Updated: February 12, 2013 5:29PM
Rev. Fred Pesek, pastor of St. Patrick Parish in Wadsworth, said he didn’t believe his mother who called him from the south suburbs just after 7 a.m. Monday with the news of Pope Benedict XVI’s resignation.
“I’m shocked,” Pesek said. “I never expected it. But the pope has his own reasons. He thinks it’s best for the continuation of the papacy and leading our church forward.”
Will the resignation have an effect on his parish? “Not immediately,” Pesek said. “But in the big picture, yes.”
Pesek said the subject of Benedict’s resignation will be discussed in a parish meeting this week.
Joe Neumann of North Chicago, a devout Catholic, who shares a German heritage with Pope Benedict, called the resignation “a great sign” and said it ushers in an “end-of-the-world era.”

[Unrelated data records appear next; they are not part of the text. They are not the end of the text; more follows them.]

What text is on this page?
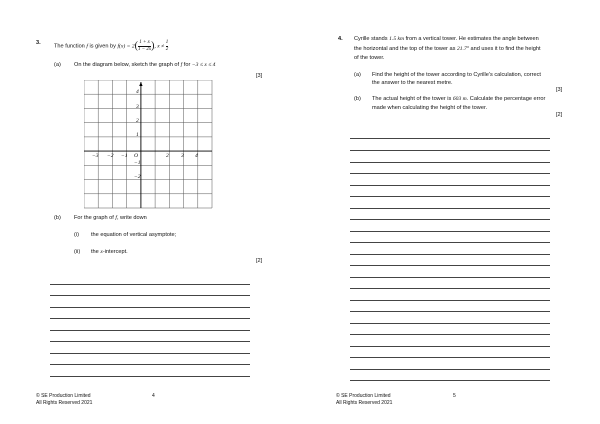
3.
The function f is given by $f(x) = 2( \frac{1 + x}{1 - 2x}$ ), $x \ne \frac{1}{2}$
(a) On the diagram below, sketch the graph of f for −3 ≤ x ≤ 4
[3]
−3 −2 −1 O	2 3 4
4
3
2
1
−1
−2
(b) For the graph of f, write down
(i) the equation of vertical asymptote;
(ii) the x-intercept.
[2]
© SE Production Limited
All Rights Reserved 2021
4
4. Cyrille stands 1.5 km from a vertical tower. He estimates the angle between
the horizontal and the top of the tower as 21.7° and uses it to find the height
of the tower.
(a) Find the height of the tower according to Cyrille's calculation, correct
the answer to the nearest metre.
[3]
(b) The actual height of the tower is 603 m. Calculate the percentage error
made when calculating the height of the tower.
[2]
© SE Production Limited
All Rights Reserved 2021
5
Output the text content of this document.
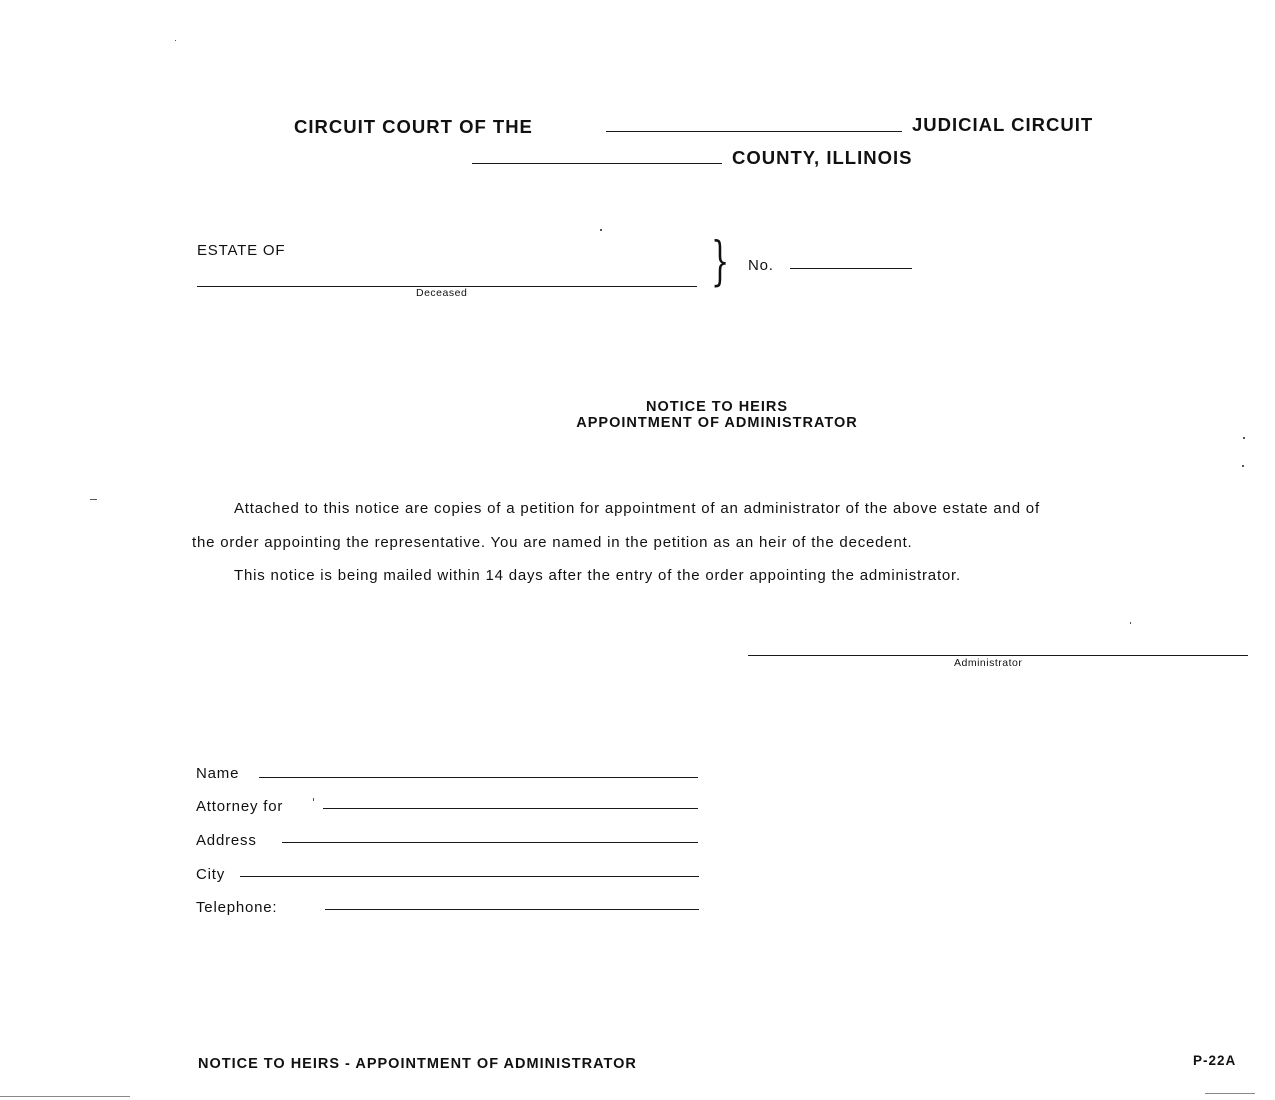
CIRCUIT COURT OF THE	JUDICIAL CIRCUIT
COUNTY, ILLINOIS
ESTATE OF
Deceased
} No.
NOTICE TO HEIRS
APPOINTMENT OF ADMINISTRATOR
Attached to this notice are copies of a petition for appointment of an administrator of the above estate and of
the order appointing the representative. You are named in the petition as an heir of the decedent.
This notice is being mailed within 14 days after the entry of the order appointing the administrator.
Administrator
Name
Attorney for
Address
City
Telephone:
NOTICE TO HEIRS - APPOINTMENT OF ADMINISTRATOR	P-22A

“He knows he can’t handle a lot of stuff,” Neumann said. “We’re facing a lot of tough spiritual issues: Same-sex marriage, abortion, wars, revolutions. He knows we need a younger guy in there.”
Neumann said he expects the new pope to be a younger man, someone “well-rounded,” with “good spiritual qualities” who knows “the troubled parts of the world.”
“I greeted it with two feelings,” said Mary Gramins, chair of the Theology Department at Woodlands Academy of the Sacred Heart, a private girl’s high school in Lake Forest. “First, I hope there’s nothing seriously wrong he’s not telling us about and second, a sense of real admiration for the courage his decision took. I’m very proud of him.”
Gramins said Benedict’s decision is “a very valid and contemporary idea” of how papal succession should move forward and “a good role model for popes of future generations.”